Contemporary logic seems to bear out a position very close to the Ramchal's. Human reason seems to be closer modeled by Bayesian probability or Fuzzy Logic than the old Aristotelian-Boolean kind. In English: we are equipped to deal with things other than a black-and-white true vs. false. We can reason about things we can only know are probably true. And while happiness and sadness are opposites, ambivalence, where a person feels both because of different perspective on the same thing, is common. As are dialectics: People can believe "The world was created for me" and "I am dust and ashes" at the same time. Quantum level events conform to a Quantum Logic, which is also non-Boolean and non-Aristotelian. An electron can be in a superposition state, where it's both in one state and another, even though the two contradict; at least until observed. (Don't try to understand that -- I didn't claim it makes sense, just that it's how subatomic particles work.)

Aristotle's Law of Contradiction applies to neither our minds nor the constituents of our atoms. Why need it apply to G-d?

Related to this is my essays on logic and eilu va'eilu (plurality in halakhah) in Mesukim MiDevash for Naso,
and earlier in this blog.

Or, to put it another way -- even if logic is a part of Truth, and therefore of Hashem's essence, which of the many possible systems of logic does that mean? Presumably one of Infinite richness, not the Aristotelian that both the Rambam or the Ramchal were discussing.

Sunday, July 03, 2005

Conflict Resolution

The first miracle disproving the claims of Korach and his followers was when the earth opened up and swallowed them, and fire came and killed the 250 men who tried to offer incense instead of the kohanim. (Bamidbar 16:31-35) Now one would think that's pretty definitive, and things would end there. However, how did the masses react? "The whole congregation of Benei Yisrael complained about Mosheh and about Aharon, saying: 'You have killed the nation of Hashem!'" (17:6) Mosheh and Aharon retreat to the Ohel Mo'eid, upon which the cloud demonstrating Hashem's Presence descended. A plague ensues. And still, the matter isn't over. Aharon's role as kohein is demonstrated by his taking ketores and creating a border beyond which the plague can not past. And still the matter isn't ended.

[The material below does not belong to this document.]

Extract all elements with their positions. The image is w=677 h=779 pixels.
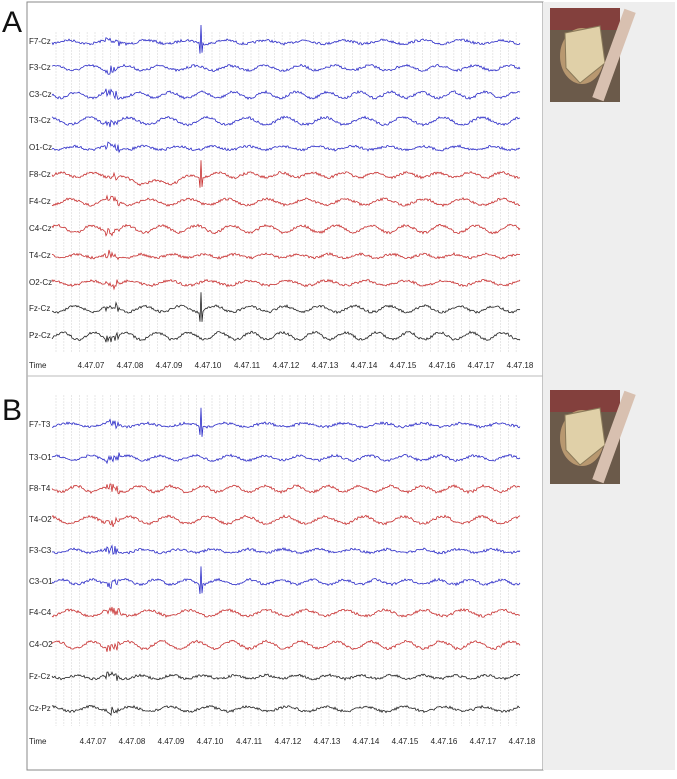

Finally, each sheivet's leader takes a stick, writes his name on it, and they are placed together in the Ohel Mo'ed. Only Aharon's stick buds, flowers, and grows almonds. And finally, the masses accept Hashem's judgment. What's the difference between the earth opening up and the plague on one hand, and the flowering staff on the other?

One striking difference is that the first miracles aimed at vanquishing evil. However, that didn't resolve the confrontation, not only one instead embraced and built upon the good.

The same is true in internal conflict. When addressing a destructive emotion or habit, one can gain a measure of success battling the midah directly. However, in that way the war is never won; it just continues battle after battle. Instead one has to build upon the more positive midah whose weakness lead to the existence of the negative. Rather than attacking a low frustration threshold, build patience; instead of trying to whittle away one's stinginess, build generosity. The difference is largely one of attitude, but we can create permanent change only by building, not destroying. Particularly in our generation, one that responds more to carrots than sticks.

And it is also true when developing our children's' personalities as parents. As R' Shelomo Wolbe titled his book "Zeri'ah uBinyan beChinukh -- Planting and Building in Education."